Doch dann ging es Schlag auf Schlag: Die Grünen gingen mit Stadträtin Katharina Krefft und die CDU geht mit Justizminister Sebastian Gemkow an den Start. Auch die faschistische AfD will mit MdB Neumann einen eigenen Kandidaten stellen.
Und DIE LINKE? Meine Partei nominiert ihre*n Kandidat*in am 9. November 2019. Im Zuge der parteiinternen Kandidat*innenfindung ging es in den letzten Tage turbulent zu. Dies ist für eine solch plurale und altersübergreifende Partei nicht verwunderlich und solange Umgang und Mittel demokratisch und solidarisch bleiben auch in Ordnung.
Kurz und knapp: Alle Genoss*innen waren angehalten an der Kandidat*innenfindung mitzuwirken. Auch ich habe mit Menschen gesprochen, bekam Körbe oder neue Ideen.
Eine positive Rückmeldung gab es von Dirk Feiertag, Sozialrechtsanwalt und ehemaliger unabhängiger OBM-Kandidat.
Dieser Vorschlag wurde zusammen mit der weiteren Kandidaturbereitschaft der Stadträtin Franziska Riekewald in der Vorstandssitzung am 8. Oktober diskutiert. Meines Wissens wurde dort keine Entscheidung zwischen beiden Kandidat*innen getroffen, hatten doch beide auch keine Möglichkeit sich dort vorzustellen.

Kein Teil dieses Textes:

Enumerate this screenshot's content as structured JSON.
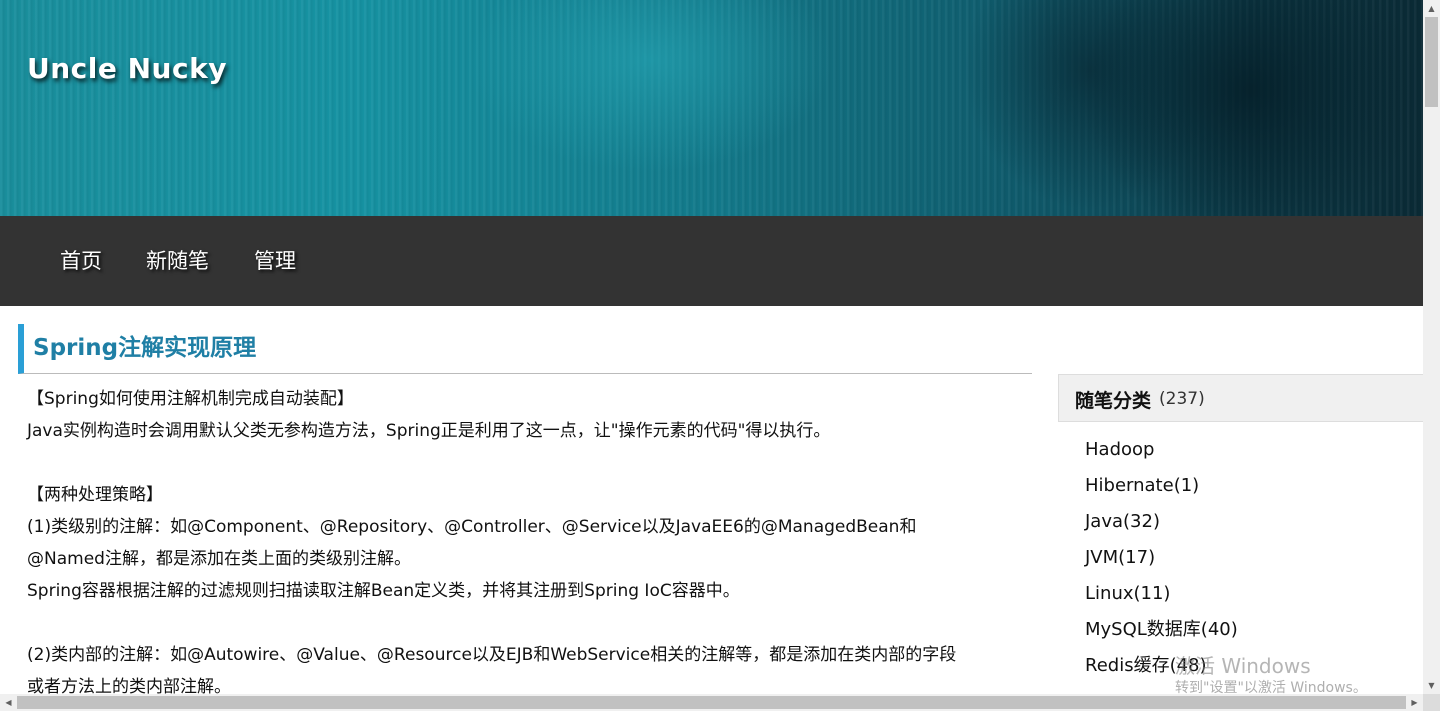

Leider ging die Kandidatin auf eigene Faust am Freitagvormittag über die Mailadresse des Bundestagsabgeordneten Sören Pellmann an die Öffentlichkeit. Der Vorstand der Leipziger LINKEN stellte die Kandidat*innenlage am Montag, 14. Oktober richtig: Es gibt zwei starke Kandidat*innen!
Die Kandidatur von zwei kompetenten Menschen halte ich für einen Gewinn, nicht für einen Makel. Das macht Demokratie aus, gerade die innerparteiliche. Wenn jetzt der eine Kandidat in ein Lager gesteckt wird, ist das falsch und unterkomplex. Dirk Feiertag will als parteiloser für die gesamte LINKE kandidieren und das mit einem starken Profil*.
Nun heißt es die Zeit bis zur Gesamtmitgliederversammlung am 9. November zu nutzen um eine lebendige Debatte um die Ideen und Konzepte der beiden Kandidierenden zu ermöglichen und dabei ggf. auch Partner*innen der LINKEN einzubeziehen. Ich erwarte hier Fairness und gleiche Chancen, wie es dem Anspruch der LINKEN als pluraler, basisdemokratischer und solidarischer Partei gerecht wird.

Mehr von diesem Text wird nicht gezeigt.